Much better. I have been using the following to get around the problem:

=DATE(YEAR(NOW()),MONTH(NOW()),DAY(NOW()))

Thanks

### Confused

If you wish to stay with the NOW() function why not use:

=INT(NOW())  ?

### That's great 1 thanks

That's cleared up the mystery of why comparing the result of a built-in function which evidently returns a 2-part compound value, with a value consisting of just one part, results in a mismatch (except at the stroke of midnight). Well I never :-p

### Apologies ronplan

I originally believed you were suggesting that it was ...

... much better to use the formula, =DATE(YEAR(NOW()),MONTH(NOW()),DAY(NOW()))

### Int

Apologies accepted. I could have said it better.

Good idea on the "Int". I could also have used =TRUNC((NOW)).

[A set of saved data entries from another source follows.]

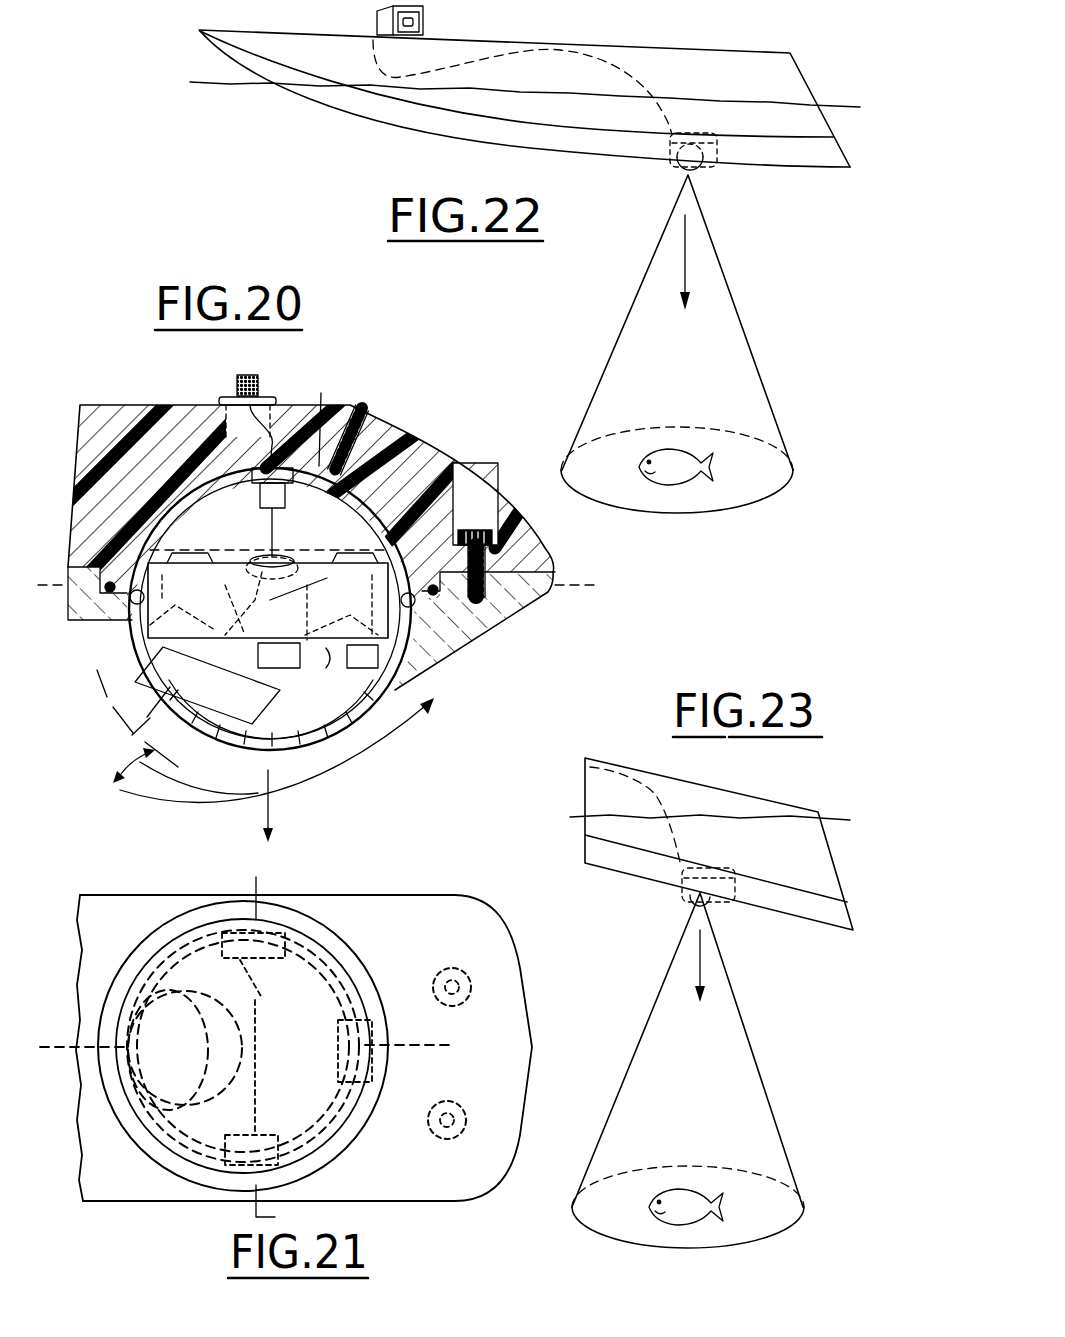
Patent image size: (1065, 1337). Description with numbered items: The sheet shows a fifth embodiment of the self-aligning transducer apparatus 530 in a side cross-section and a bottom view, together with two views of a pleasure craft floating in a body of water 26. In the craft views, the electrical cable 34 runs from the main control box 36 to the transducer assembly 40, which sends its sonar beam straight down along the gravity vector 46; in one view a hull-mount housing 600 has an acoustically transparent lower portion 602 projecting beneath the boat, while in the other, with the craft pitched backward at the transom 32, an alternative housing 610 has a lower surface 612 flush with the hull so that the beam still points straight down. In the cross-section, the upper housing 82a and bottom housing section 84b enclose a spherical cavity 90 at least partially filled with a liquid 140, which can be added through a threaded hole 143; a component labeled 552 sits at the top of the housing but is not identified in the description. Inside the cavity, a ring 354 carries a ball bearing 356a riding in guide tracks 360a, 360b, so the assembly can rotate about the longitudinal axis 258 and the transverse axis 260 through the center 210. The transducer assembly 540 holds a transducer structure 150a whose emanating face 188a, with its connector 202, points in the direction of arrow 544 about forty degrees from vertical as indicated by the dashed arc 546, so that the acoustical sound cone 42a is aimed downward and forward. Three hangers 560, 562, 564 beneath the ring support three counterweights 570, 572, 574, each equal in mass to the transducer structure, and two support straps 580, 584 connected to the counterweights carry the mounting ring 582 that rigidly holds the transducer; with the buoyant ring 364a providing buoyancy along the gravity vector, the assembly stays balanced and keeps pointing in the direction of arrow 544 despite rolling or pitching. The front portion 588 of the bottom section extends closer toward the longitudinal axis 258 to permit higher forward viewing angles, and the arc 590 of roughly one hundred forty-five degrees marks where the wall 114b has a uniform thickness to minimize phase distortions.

In FIG. 22, the body of water 26 is at (214, 62).
In FIG. 23, the body of water 26 is at (571, 818).
In FIG. 22, the transom 32 is at (812, 102).
In FIG. 23, the transom 32 is at (822, 816).
In FIG. 22, the electrical cable 34 is at (556, 51).
In FIG. 23, the electrical cable 34 is at (673, 783).
In FIG. 22, the main control box 36 is at (428, 24).
In FIG. 23, the electro-acoustical transducer assembly 40 is at (722, 908).
In FIG. 22, the housing 600 is at (703, 135).
In FIG. 22, the lower portion 602 is at (703, 170).
In FIG. 23, the alternative housing 610 is at (716, 870).
In FIG. 23, the lower surface 612 is at (689, 896).
In FIG. 20, the upper housing 82a is at (433, 441).
In FIG. 20, the bottom housing section 84b is at (490, 613).
In FIG. 20, the cavity 90 is at (321, 418).
In FIG. 20, the wall 114b is at (322, 742).
In FIG. 20, the liquid 140 is at (292, 545).
In FIG. 20, the threaded hole 143 is at (346, 410).
In FIG. 20, the transducer structure 150a is at (243, 708).
In FIG. 20, the emanating face 188a is at (125, 707).
In FIG. 20, the BNC receptacle 202 is at (269, 595).
In FIG. 21, the center 210 is at (255, 1050).
In FIG. 20, the first axis 258 is at (78, 630).
In FIG. 21, the first axis 258 is at (82, 1030).
In FIG. 20, the second axis 260 is at (322, 583).
In FIG. 21, the second axis 260 is at (262, 880).
In FIG. 20, the first support frame 354 is at (440, 648).
In FIG. 20, the ball bearing 356a is at (145, 591).
In FIG. 20, the guide track 360a is at (167, 405).
In FIG. 20, the guide track 360b is at (447, 458).
In FIG. 20, the buoyant ring 364a is at (198, 553).
In FIG. 20, the transducer apparatus 530 is at (560, 537).
In FIG. 20, the transducer assembly 540 is at (318, 668).
In FIG. 20, the arrow 544 is at (116, 757).
In FIG. 20, the dashed arc 546 is at (252, 811).
In FIG. 20, the cable gland 552 is at (197, 498).
In FIG. 21, the hanger 560 is at (326, 929).
In FIG. 21, the hanger 562 is at (378, 1030).
In FIG. 21, the hanger 564 is at (292, 1175).
In FIG. 21, the counterweight 570 is at (250, 962).
In FIG. 21, the counterweight 572 is at (380, 1069).
In FIG. 21, the counterweight 574 is at (272, 1137).
In FIG. 21, the support strap 580 is at (266, 1000).
In FIG. 21, the mounting ring 582 is at (262, 1032).
In FIG. 21, the support strap 584 is at (243, 1046).
In FIG. 20, the front portion 588 is at (130, 663).
In FIG. 20, the arc 590 is at (364, 796).
In FIG. 20, the acoustical sound cone 42a is at (155, 727).
In FIG. 20, the gravity vector 46 is at (273, 808).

Sometimes I just carry some old baggage around from when it used to be harder. Then again, I may just be getter foggier with age (is that where "old fogie" comes from?).

### Enlightened 1 thanks

never thought why today() returned 41068 now i know,

just found out i have lived 12,238 days in this planet

### I would have thought the

I would have thought the cross section of Excel users who are competant enough to use the NOW() function within formulae, but didn't know how Excel handles and stores date values would be quite slim.

### Good reason to look through the whole function list 1 thanks

Every now and then - usually while writing a formula if not under presure (huh!) - I like to scan the function library from the formula bar just to see if there is anything I've missed or that looks useful now or in future. That way you stand chance of spotting that there is both TODAY() and NOW() and giving yourself the choice.

I'm continually puzzled by the numbers of people - even working as accountants - who are very limited in their use of Excel (and I'm not talking about writing macros here) to the point where at best they make more work for themselves and at worst introduce errors and misconceptions like reconciling a number to itself.

### Brian,

Brian,

The upside/downside to Excel is that there are numerous ways to accomplish the same task. INT(NOW()) certainly accomplishes the task, but TODAY() gets it done with one function, and will be easier for most users to remember. In any case, thanks for enriching my article with a great alternative.

David

### Nuncle,

Nuncle,

In over two decades as a spreadsheet consultant and trainer I've observed that even experienced users have a surprising number of blindspots in Excel. For instance, an article I wrote for AccountingWEB.com regarding hiding and unhiding rows and columns has had over 100,000 reads as of this writing.